In my last post, I explained what AI agents are. Read that here.
In this one, I am showing you exactly how they work across real procurement workflows, with actual outputs and the lessons I learned building them.
First, the things nobody tells you.
Four Things I Learned Building Agents
1. Agents do not get bored.
This sounds obvious until you see it in action.
A supplier submits their due diligence response. What happens next used to be predictable.
It sits in a queue.
Gets batched with 20 others.
Someone carves out half a day.
They get through five before context switching.
The rest wait until next week.
Each response takes a minimum of four hours to review properly. You are checking the same boxes, reading the same questions, validating the same compliance requirements.
You get tired.
You procrastinate.
You check Slack.
You get a coffee.
You tell yourself you will finish tomorrow.
An agent takes minutes per response. It does not care if it is the first or the fiftieth. It just follows your instructions and keeps working.
That is the breakthrough. Not speed alone, but the elimination of human fatigue on repetitive work.

2. Agents are more thorough than humans at this work.
Their diligence is superior.
They examine every detail without the mental drain of voluminous, repetitive data work.
If we take a supplier that we are onboarding, the due diligence review from an agent will uncover every nook and cranny. Stuff that we as human reviewers would usually miss because, one, we are so fed up of this soul draining work, and two, we are just so busy with the sheer volume of it.
It is okay to admit that an AI agent is superior at this kind of work. It should be. It is designed to take huge amounts of data in, work with that data, and give an output. We are not designed that way.

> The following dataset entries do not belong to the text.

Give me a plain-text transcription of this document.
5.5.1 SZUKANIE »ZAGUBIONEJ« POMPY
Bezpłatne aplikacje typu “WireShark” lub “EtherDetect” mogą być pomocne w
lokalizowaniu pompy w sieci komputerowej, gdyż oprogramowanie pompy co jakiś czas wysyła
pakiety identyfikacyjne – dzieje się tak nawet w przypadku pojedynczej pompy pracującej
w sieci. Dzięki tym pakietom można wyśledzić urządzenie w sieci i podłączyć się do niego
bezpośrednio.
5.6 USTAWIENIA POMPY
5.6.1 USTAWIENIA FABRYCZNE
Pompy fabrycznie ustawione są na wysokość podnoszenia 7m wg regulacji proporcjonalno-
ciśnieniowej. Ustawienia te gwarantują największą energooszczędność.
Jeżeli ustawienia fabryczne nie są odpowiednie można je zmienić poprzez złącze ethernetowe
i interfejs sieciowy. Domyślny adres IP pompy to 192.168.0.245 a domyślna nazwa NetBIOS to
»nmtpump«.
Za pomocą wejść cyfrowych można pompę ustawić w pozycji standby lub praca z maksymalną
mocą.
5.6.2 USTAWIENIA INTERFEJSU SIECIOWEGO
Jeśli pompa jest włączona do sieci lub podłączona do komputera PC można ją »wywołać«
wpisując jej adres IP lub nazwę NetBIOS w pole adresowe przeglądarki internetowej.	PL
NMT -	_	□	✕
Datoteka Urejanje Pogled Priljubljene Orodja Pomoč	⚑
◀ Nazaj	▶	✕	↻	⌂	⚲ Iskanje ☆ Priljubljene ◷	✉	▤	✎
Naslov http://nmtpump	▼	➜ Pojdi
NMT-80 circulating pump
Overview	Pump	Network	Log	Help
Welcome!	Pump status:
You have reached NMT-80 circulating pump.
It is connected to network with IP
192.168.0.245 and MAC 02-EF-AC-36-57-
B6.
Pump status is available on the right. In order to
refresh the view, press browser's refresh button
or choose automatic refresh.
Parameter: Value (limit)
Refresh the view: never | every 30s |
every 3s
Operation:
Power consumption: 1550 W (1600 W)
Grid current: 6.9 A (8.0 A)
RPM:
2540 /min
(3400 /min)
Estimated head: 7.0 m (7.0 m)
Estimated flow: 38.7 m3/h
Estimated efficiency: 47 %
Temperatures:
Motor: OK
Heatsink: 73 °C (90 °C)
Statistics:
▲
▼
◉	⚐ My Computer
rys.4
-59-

3. Setup is straightforward, but process maturity matters.
Building agents that work is not complicated.
But it does require you to have a good understanding of your processes in the first place.
Going from manual straight to agentic ways of working is absolutely doable.
But we would traditionally consider this a staircase.

You go from manual to an automated process. You understand everything that works. Then you add agents on top of your digital processes.
If you have the right information ready, the setup work could be done within minutes or hours.
For people who do not have the right information, it will take longer.
That is why I am writing this content: to get you prepared and thinking about this so you can rapidly deploy agents in the future.
If you find this useful to your work, make sure you pick up a subscription to access the achives and community only posts. You can expense this publication with your employer.
4. Context beyond the foundation model is everything.
We referenced this in my last article.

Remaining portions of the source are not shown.